De notre correspondant
S ANS remettre en cause le modèle espagnol instauré en 1984, nombreuses sont les voix qui s'élèvent, depuis quelques semaines, pour dénoncer la pression qui pèse sur les médecins généralistes espagnols, fonctionnaires du système public de santé.
Stakhanovistes de la consultation médicale, puisque certains d'entre eux reçoivent plus de quarante patients en moins de 4 h 30, leur mécontentement s'exprime à travers une revendication simple : pouvoir consacrer un minimum de dix minutes à chaque patient. Aujourd'hui, selon les statistiques officielles, la durée moyenne de la consultation dans certains quartiers populaires de Madrid ne dépasse pas cinq minutes.
Une bureaucratie excessive
Pour le Dr Antonio Rivas, secrétaire général du Syndicat de médecins de Madrid et président régional du secteur santé du CSI-CSIF (confédération syndicale indépendante regroupant principalement des fonctionnaires), il ne s'agit pas seulement d'un problème de temps. « Les généralistes, dans le système de santé de la Sécurité sociale, sont le passage obligatoire pour accéder aux spécialistes et à l'hôpital, souligne-t-il. Or, les inconvénients liés au système, au lieu d'être pris en compte par l'administration, n'ont fait que s'accroître au cours des dernières années, et la situation actuelle est inextricable, à cause d'une bureaucratie excessive et d'une gestion incohérente. »

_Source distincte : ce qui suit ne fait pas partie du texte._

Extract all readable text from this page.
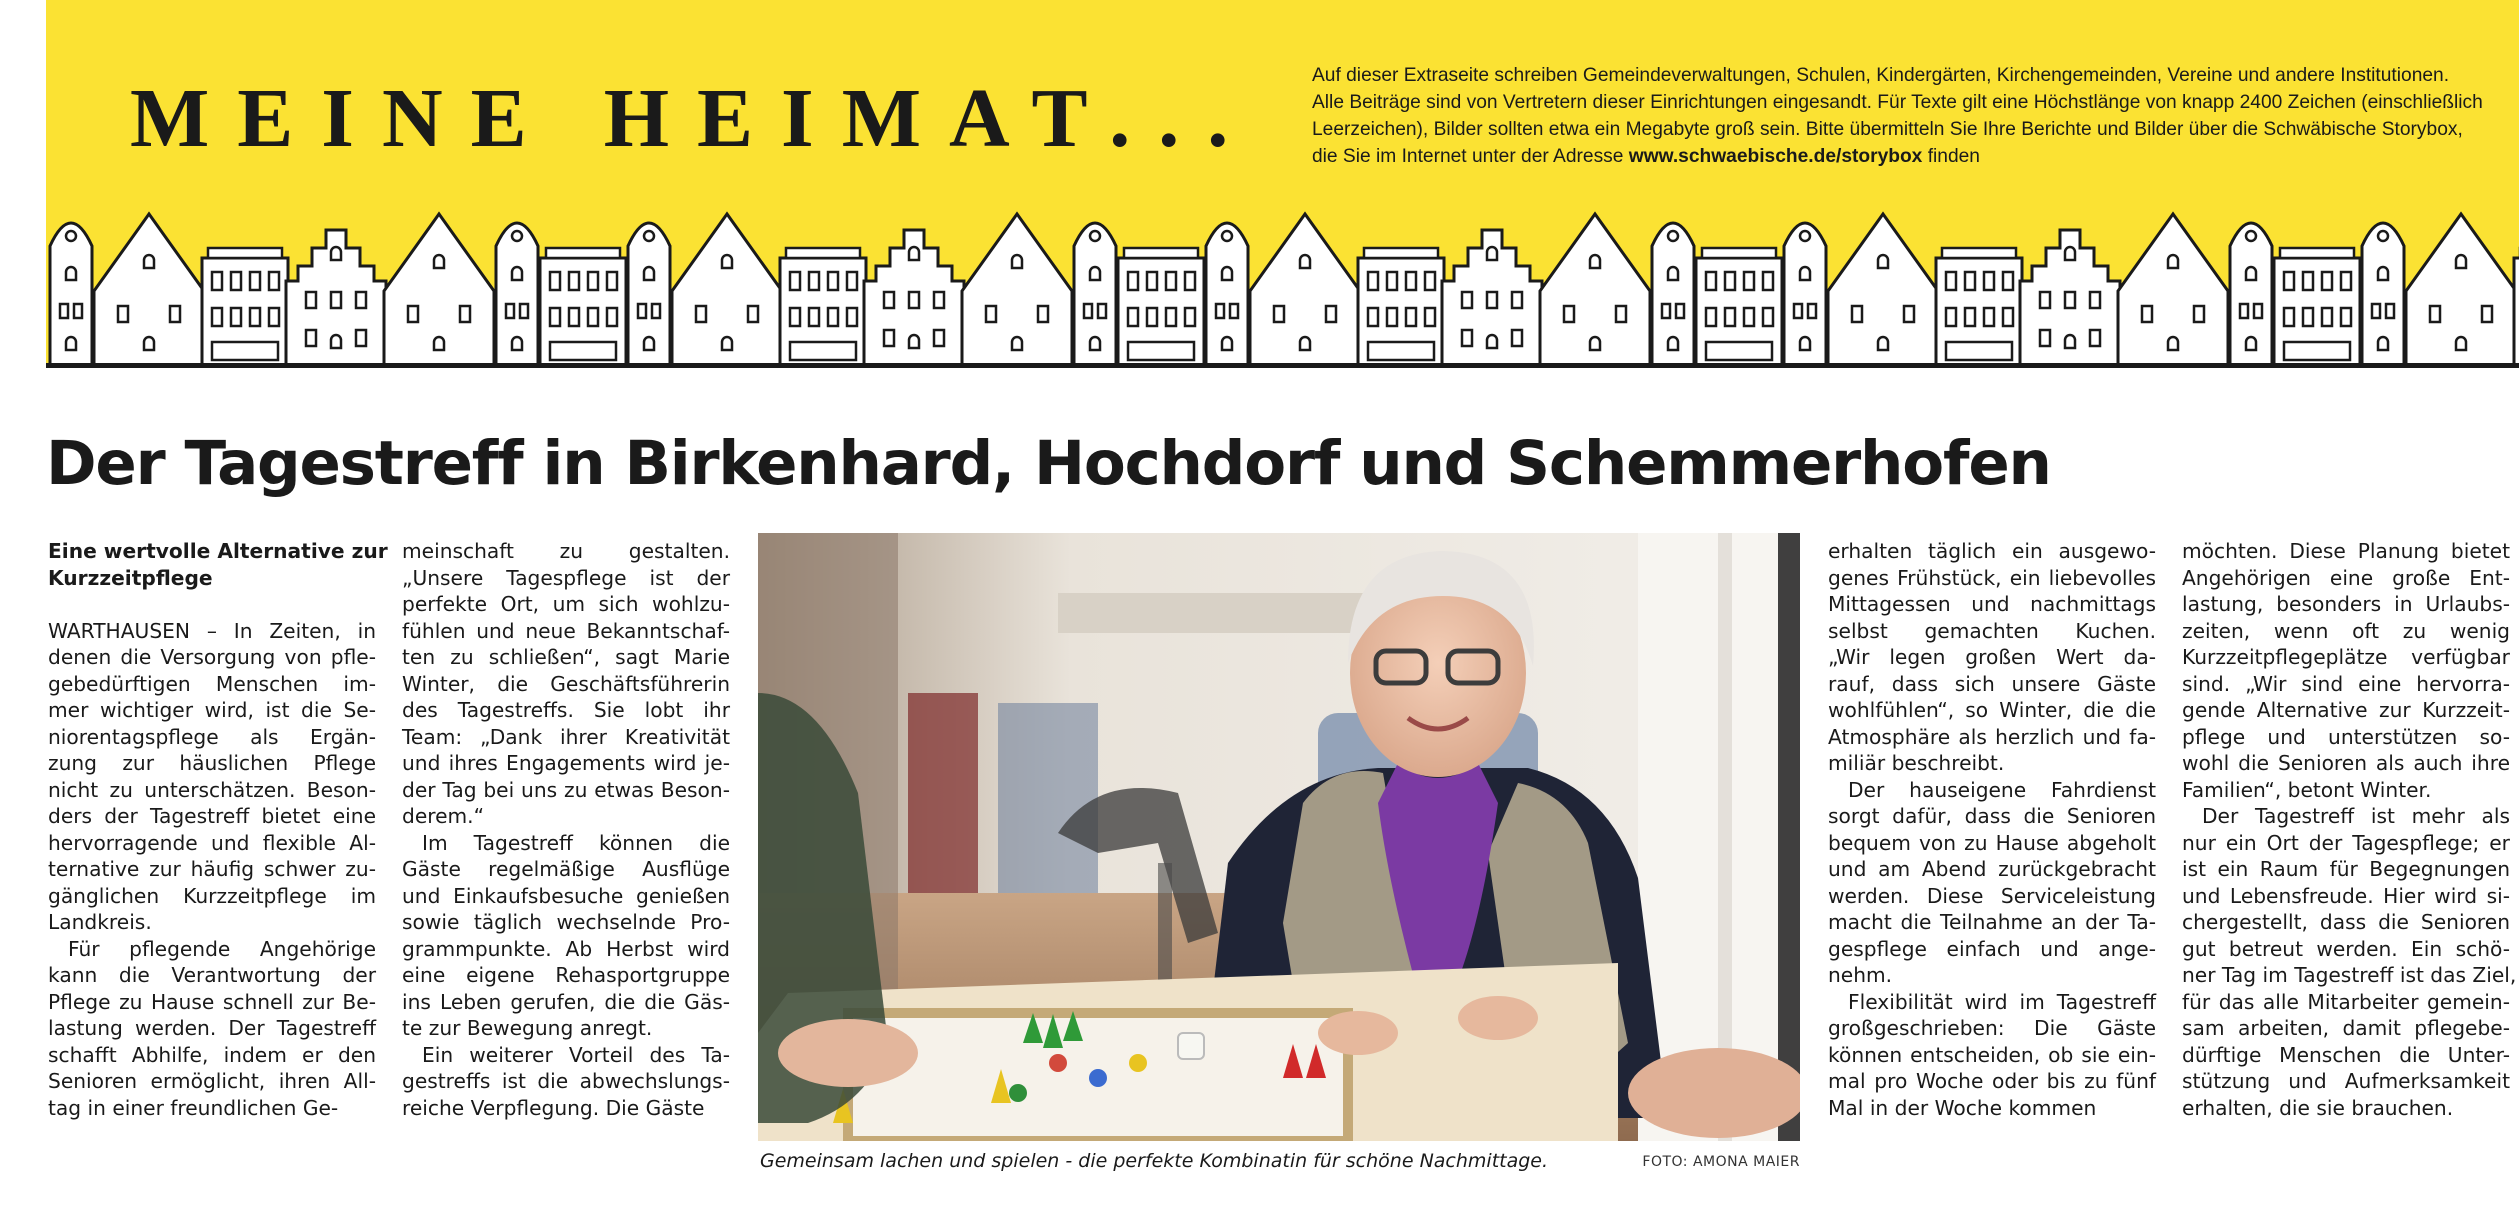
MEINE HEIMAT...	Auf dieser Extraseite schreiben Gemeindeverwaltungen, Schulen, Kindergärten, Kirchengemeinden, Vereine und andere Institutionen.
Alle Beiträge sind von Vertretern dieser Einrichtungen eingesandt. Für Texte gilt eine Höchstlänge von knapp 2400 Zeichen (einschließlich
Leerzeichen), Bilder sollten etwa ein Megabyte groß sein. Bitte übermitteln Sie Ihre Berichte und Bilder über die Schwäbische Storybox,
die Sie im Internet unter der Adresse www.schwaebische.de/storybox finden
Der Tagestreff in Birkenhard, Hochdorf und Schemmerhofen
Eine wertvolle Alternative zur
Kurzzeitpflege
WARTHAUSEN – In Zeiten, in
denen die Versorgung von pfle-
gebedürftigen Menschen im-
mer wichtiger wird, ist die Se-
niorentagspflege als Ergän-
zung zur häuslichen Pflege
nicht zu unterschätzen. Beson-
ders der Tagestreff bietet eine
hervorragende und flexible Al-
ternative zur häufig schwer zu-
gänglichen Kurzzeitpflege im
Landkreis.
Für pflegende Angehörige
kann die Verantwortung der
Pflege zu Hause schnell zur Be-
lastung werden. Der Tagestreff
schafft Abhilfe, indem er den
Senioren ermöglicht, ihren All-
tag in einer freundlichen Ge-
meinschaft zu gestalten.
„Unsere Tagespflege ist der
perfekte Ort, um sich wohlzu-
fühlen und neue Bekanntschaf-
ten zu schließen“, sagt Marie
Winter, die Geschäftsführerin
des Tagestreffs. Sie lobt ihr
Team: „Dank ihrer Kreativität
und ihres Engagements wird je-
der Tag bei uns zu etwas Beson-
derem.“
Im Tagestreff können die
Gäste regelmäßige Ausflüge
und Einkaufsbesuche genießen
sowie täglich wechselnde Pro-
grammpunkte. Ab Herbst wird
eine eigene Rehasportgruppe
ins Leben gerufen, die die Gäs-
te zur Bewegung anregt.
Ein weiterer Vorteil des Ta-
gestreffs ist die abwechslungs-
reiche Verpflegung. Die Gäste
Gemeinsam lachen und spielen - die perfekte Kombinatin für schöne Nachmittage.	FOTO: AMONA MAIER
erhalten täglich ein ausgewo-
genes Frühstück, ein liebevolles
Mittagessen und nachmittags
selbst gemachten Kuchen.
„Wir legen großen Wert da-
rauf, dass sich unsere Gäste
wohlfühlen“, so Winter, die die
Atmosphäre als herzlich und fa-
miliär beschreibt.
Der hauseigene Fahrdienst
sorgt dafür, dass die Senioren
bequem von zu Hause abgeholt
und am Abend zurückgebracht
werden. Diese Serviceleistung
macht die Teilnahme an der Ta-
gespflege einfach und ange-
nehm.
Flexibilität wird im Tagestreff
großgeschrieben: Die Gäste
können entscheiden, ob sie ein-
mal pro Woche oder bis zu fünf
Mal in der Woche kommen
möchten. Diese Planung bietet
Angehörigen eine große Ent-
lastung, besonders in Urlaubs-
zeiten, wenn oft zu wenig
Kurzzeitpflegeplätze verfügbar
sind. „Wir sind eine hervorra-
gende Alternative zur Kurzzeit-
pflege und unterstützen so-
wohl die Senioren als auch ihre
Familien“, betont Winter.
Der Tagestreff ist mehr als
nur ein Ort der Tagespflege; er
ist ein Raum für Begegnungen
und Lebensfreude. Hier wird si-
chergestellt, dass die Senioren
gut betreut werden. Ein schö-
ner Tag im Tagestreff ist das Ziel,
für das alle Mitarbeiter gemein-
sam arbeiten, damit pflegebe-
dürftige Menschen die Unter-
stützung und Aufmerksamkeit
erhalten, die sie brauchen.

La responsable des problèmes de santé, au sein de l'Union générale des travailleurs, Emilia Ojeda, relève les mêmes difficultés qu'Antonio Rivas. « Les tâches bureaucratiques occupent parfois jusqu'à 40 % de l'activité de ces médecins », affirme-t-elle, avant d'insister sur le manque d'efficacité résultant de cette dérive. Ainsi, comme le confirme un récent rapport de l'Insalud - l'organisme officiel qui s'occupe de la santé dans le cadre du système de Sécurité sociale -, les dépenses résultant des arrêts maladie ne cessent de s'accroître, malgré une augmentation théorique du rôle du généraliste dans ce domaine.
Embauches necessaires
« Le médecin ne reçoit pas à temps les résultats des examens réclamés aux spécialistes, ce qui retarde inutilement la fin de l'arrêt maladie », confirme le Dr Rivas. Et les médecins ont accueilli avec scepticisme l'instauration, annoncée au début du mois d'avril, d'une incitation financière aux médecins pour mieux gérer les arrêts maladie.
« De plus, continue le Dr Rivas, comment voulez-vous que la gestion du système s'améliore quand, au niveau de l'administration, les responsables des généralistes, des spécialistes et des hôpitaux ne sont pas les mêmes ? Il faudrait renforcer la cohérence et l'unité du système en nommant un responsable unique pour les différents échelons. »
La revendication d'un minimum de dix minutes pour chaque patient semble être avant tout révélatrice du malaise latent existant chez les généralistes espagnols. Et toutes les organisations professionnelles et syndicales concernées s'accordent à réclamer, outre une meilleure gestion, une réduction à 1 200 du nombre de personnes dont chaque généraliste est censé s'occuper (ce nombre peut atteindre actuellement de 1 800 à 2 000, selon les zones), avec les embauches de médecins que cela entraînerait.
La ministre espagnole de la Santé, Celia Villalobos, a répondu à ce malaise devant les députés, affirmant « qu'il y a seulement un problème conjoncturel. Il n'y a pas de relation directe entre le nombre de personnes assignées aux médecins et la durée des consultations ». Selon Celia Villalobos, c'est un problème d'organisation de chaque centre de santé. « Des mots, mais aucune solution effective », rétorque le Dr Rivas.